Jones had $2.2 million in dead money remaining on his deal, but his release would free up $2.6 million in space in 2021. — Offensive lineman Joe Dahl
Injuries have derailed the momentum Dahl had been building in his career. A fifth-round pick for the Lions in 2016, he earned a starting job, and contract extension heading into the 2019 season. He proved to be a reliable option at left guard, but a back injury at the end of that season landed him on injured reserve. He reclaimed the starting spot to begin last season, but lost it after suffering a groin injury in the season opener. That, along with the recurrence of back issues later in the year, kept Dahl in a reserve role down the stretch.

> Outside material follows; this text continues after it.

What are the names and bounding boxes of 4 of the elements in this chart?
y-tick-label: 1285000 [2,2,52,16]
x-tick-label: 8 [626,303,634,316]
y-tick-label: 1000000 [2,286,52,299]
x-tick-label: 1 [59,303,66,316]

Moving on would save the Lions $2.9 million against the cap this season with only $250,000 in dead money. — Quarterback Chase Daniel
A Sunday evening report by ESPN’s Adam Schefter noted the Lions are trying to trade Daniel. If general manager Brad Holmes can pull that off, even if it nets a conditional seventh-round draft pick in return, it would be a coup because it would clear $3.8 million in cap space.
Looking for greater stability behind Matthew Stafford, the Lions signed Daniel to a three-year, $13 million contract last offseason. That deal included a $2.25 million signing bonus and $5 million in total guarantees. Included in those guarantees is $1.5 million of his base salary this season, so Detroit would save just $2.3 million if they release him. — Defensive end Trey Flowers
Entering the third season of the massive five-year, $90 million contract he signed in 2019, Flowers is unlikely to be going anywhere because it would cost nearly $7 million more against the cap to cut him compared to keeping him.
Trading Flowers would generate some savings, approximately $3 million, but it’s poor timing if the Lions are hoping to get value.
A third option would be restructuring his contract, similar to what the team did with Collins. Given Flowers is 27 years old and a schematic and cultural fit, the Lions could shift his money around and clear up some cap space in the process.
Able to convert upwards of $13 million of Flowers’ 2021 base salary into a bonus, the Lions could clear more than $8 million with a restructure. — Wide receiver Kenny Golladay
We’ve been covering this issue for weeks, but the Lions have until Tuesday afternoon to decide whether to apply the franchise tag to Golladay. The one-year contract, worth a shade more than $16 million, would give the team time to either shop him on the trade market or continue to negotiate a long-term deal.